By: Sean Crose
“You think you can get me to eat flapjacks without my Blue Bonnet?” asks the man in the green sweatshirt.
“Try,” he says, smiling as he slowly shakes his fist at the camera.
The man, who is wearing a literal blue bonnet, is sitting before a setting of pancakes and syrup, a tall glass of milk, and Blue Bonnet margarine.
“That’s Joe Frazier,” my father says to me. “That guy can HIT.”

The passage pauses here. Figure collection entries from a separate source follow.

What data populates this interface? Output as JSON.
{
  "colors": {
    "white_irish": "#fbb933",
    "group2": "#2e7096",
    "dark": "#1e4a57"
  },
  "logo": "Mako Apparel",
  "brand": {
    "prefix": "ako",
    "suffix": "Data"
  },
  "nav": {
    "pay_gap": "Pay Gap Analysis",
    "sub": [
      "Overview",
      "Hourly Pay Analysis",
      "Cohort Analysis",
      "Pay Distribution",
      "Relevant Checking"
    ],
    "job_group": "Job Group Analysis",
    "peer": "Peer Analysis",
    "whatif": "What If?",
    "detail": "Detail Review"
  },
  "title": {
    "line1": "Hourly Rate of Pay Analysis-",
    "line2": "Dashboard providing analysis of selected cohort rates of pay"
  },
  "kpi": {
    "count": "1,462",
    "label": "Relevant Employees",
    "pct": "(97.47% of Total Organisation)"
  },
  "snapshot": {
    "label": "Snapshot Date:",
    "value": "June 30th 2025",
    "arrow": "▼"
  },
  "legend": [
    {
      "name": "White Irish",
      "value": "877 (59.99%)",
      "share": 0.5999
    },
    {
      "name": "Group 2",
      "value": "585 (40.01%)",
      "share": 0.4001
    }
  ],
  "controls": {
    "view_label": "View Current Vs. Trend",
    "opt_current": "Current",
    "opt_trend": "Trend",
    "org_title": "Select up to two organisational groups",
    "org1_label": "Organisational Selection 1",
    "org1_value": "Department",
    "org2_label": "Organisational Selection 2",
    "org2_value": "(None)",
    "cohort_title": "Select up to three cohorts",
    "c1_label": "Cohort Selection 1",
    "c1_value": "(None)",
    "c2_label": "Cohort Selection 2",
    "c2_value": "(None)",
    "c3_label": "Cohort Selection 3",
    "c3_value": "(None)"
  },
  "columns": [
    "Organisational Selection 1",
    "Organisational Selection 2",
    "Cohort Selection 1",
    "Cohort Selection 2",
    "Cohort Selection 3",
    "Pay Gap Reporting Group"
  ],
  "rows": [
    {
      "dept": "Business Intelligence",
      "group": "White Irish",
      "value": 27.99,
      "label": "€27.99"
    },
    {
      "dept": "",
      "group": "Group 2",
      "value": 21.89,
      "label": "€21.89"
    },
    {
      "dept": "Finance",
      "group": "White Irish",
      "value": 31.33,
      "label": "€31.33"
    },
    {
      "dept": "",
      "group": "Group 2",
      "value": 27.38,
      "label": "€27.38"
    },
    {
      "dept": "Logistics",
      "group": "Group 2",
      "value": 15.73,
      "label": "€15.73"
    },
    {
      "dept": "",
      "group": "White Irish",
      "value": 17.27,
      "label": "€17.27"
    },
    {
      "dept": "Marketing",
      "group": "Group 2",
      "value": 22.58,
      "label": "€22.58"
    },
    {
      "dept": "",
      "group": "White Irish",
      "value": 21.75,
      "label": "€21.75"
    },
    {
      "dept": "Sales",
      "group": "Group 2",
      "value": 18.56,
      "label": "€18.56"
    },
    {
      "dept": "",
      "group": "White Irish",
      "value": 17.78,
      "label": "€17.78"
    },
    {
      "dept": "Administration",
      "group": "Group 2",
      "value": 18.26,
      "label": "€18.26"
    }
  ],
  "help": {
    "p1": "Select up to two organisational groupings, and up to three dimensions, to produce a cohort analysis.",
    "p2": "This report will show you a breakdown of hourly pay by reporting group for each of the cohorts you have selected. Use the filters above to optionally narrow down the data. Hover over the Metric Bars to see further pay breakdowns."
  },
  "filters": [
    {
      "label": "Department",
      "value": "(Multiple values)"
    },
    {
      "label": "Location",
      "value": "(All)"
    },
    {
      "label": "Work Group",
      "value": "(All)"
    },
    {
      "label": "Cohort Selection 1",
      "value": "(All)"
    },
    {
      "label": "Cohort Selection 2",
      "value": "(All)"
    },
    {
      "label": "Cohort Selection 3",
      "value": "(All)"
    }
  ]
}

Hence, my introduction to the great “Smokin’ Joe,” the boxing legend, who passed in 2011 at the age of 67 and whose name is being mentioned a lot lately now that the 50th anniversary of his first fight with Muhammad Ali is upon us. Frazier retained his heavyweight crown on that occasion, making him unquestionably the victor in history’s most famous prize fight. Still, as I came to learn after my odd introduction to Frazier as a young man, the Philly fighter was to lose his two subsequent rematches to Ali after getting clobbered by the towering menace that was a young George Foreman. Yet Frazier will always own the night of March 8th, 1971. And unless your name is Ali (perhaps the most famous professional athlete in history), or even Foreman (who miraculously changed his bad attitude before shockingly regaining the heavyweight title in his forties), it doesn’t get any better than that.
Unfortunately for Frazier, however, he will always play the part of “opponent” in the collective memory. He’s Wellington to Napoleon, the Joker to Batman, the handsome bastard in those old movies who just can’t get the girl because he’s not played by the bigger star. The band Primus has a song eponymously titled “Lee Van Cleef” about the character actor who often played sidekick/foil to Clint Eastwood in the spaghetti westerns Eastwood made famous. “They all wanna be like Clint,” the lyrics go, “but I wanna be like Lee Van Cleef.” It’s an odd song to bring up when writing about Frazier, but I think it’s a telling one.
We may not all want to be like Lee Van Cleef. Or Wellington. Or the Joker. Or the handsome bastard in those old movies. But in a sense, all of us are. Just like Joe Frazier was. They call Ali “The Greatest.” That seems justifiable, frankly. But being “The Greatest” is a very singular thing. Most of us are, at our most competitive, “the opponent.” Or, worse yet, the extra standing off the side of the screen. Joe Frazier is our hero, the greatest among us. For Frazier bested “The Greatest” in history’s biggest fight.
And that, too, is a very singular thing in and of itself.